Collaboration and Innovation Saves Lives
Obstetricians. Obstetric anesthesiologists. Trauma surgeons. Neonatologists. Urologists. Oncologists.
A small army awaited a terrified Emrys Hamidi as she was wheeled into a trauma operating room at MUSC for a C-section that would hopefully save her and her baby from a life-threatening condition, placenta accreta - a condition where the placenta attaches too deeply to the uterine wall and can actually grow through the uterus and attach to a nearby organ, often causing the mother to hemorrhage during delivery. It can be deadly, and there haven’t been many options for obstetricians who confront a massive hemorrhage during C-section.
But in a fortuitious bit of timing, Trauma surgeon Evert Eriksson, M.D. and Trauma program manager Shawn Crowley, RN, MSN had recently introduced REBOA (Resuscitative Endovascular Balloon Occlusion of the Aorta) at MUSC Health to use in the Emergency Department for patients bleeding in the abdomen.
The device cuts off blood flow from the aorta into the lower portion of the body, giving doctors time to track down and repair the source of the hemorrhage.

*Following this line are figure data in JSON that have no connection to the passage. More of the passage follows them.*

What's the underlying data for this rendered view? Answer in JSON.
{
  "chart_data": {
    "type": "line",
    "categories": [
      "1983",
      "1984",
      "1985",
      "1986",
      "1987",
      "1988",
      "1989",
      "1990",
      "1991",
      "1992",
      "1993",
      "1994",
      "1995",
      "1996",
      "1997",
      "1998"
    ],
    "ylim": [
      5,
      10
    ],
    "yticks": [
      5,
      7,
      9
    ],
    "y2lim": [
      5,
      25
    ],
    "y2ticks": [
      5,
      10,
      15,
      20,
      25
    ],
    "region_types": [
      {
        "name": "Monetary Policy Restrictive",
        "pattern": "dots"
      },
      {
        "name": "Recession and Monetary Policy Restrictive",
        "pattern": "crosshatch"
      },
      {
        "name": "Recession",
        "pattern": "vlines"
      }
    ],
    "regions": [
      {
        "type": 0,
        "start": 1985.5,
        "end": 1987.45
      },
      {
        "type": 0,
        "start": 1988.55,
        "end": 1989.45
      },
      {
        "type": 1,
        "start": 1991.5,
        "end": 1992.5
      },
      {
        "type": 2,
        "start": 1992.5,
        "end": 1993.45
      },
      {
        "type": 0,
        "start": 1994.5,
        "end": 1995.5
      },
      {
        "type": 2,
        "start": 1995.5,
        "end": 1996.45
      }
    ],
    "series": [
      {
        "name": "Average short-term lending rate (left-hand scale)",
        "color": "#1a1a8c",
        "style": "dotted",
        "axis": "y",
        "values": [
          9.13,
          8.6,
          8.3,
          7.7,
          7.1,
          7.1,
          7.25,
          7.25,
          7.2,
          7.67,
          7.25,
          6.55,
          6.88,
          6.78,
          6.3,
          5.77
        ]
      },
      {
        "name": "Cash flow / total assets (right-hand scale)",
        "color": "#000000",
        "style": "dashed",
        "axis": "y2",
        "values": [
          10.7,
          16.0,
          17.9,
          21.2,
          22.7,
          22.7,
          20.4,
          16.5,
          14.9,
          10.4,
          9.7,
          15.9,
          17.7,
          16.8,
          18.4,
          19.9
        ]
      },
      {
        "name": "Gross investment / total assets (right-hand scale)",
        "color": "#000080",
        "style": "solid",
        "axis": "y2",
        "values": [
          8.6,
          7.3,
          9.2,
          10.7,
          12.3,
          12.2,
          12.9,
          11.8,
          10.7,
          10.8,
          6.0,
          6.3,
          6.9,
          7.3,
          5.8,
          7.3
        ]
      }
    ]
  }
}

After success in the Emergency Department, they decided to call their colleagues in OB-GYN to see if they might be interested in using the new device for pregnant women who hemorrhage during C-sections.Dr. Scott Sullivan, director of the Division of Maternal Fetal Medicine, and his team began to research the use of REBOA during C-sections to deliver patients with placenta accreta.
After several months, they were ready to move forward, and Emrys was one of the first patients to benefit.
The Trauma team preps the patient with the hope that the REBOA won’t need to be deployed. But after Emrys’ son Abbas was delivered, her blood pressure began to drop dramatically. The Trauma team quickly stepped in to deploy the REBOA, stabilizing her blood pressure and allowing surgeons to repair the damage. All of that was forethought as much as it was medical prowess,” said her husband,
Amid Hamidi, who was in the room during delivery. “Had they tried to place it emergently, once things were going sideways, it would have been too late. She would have probably bled out in two minutes. There wouldn’t have been enough time to place it.”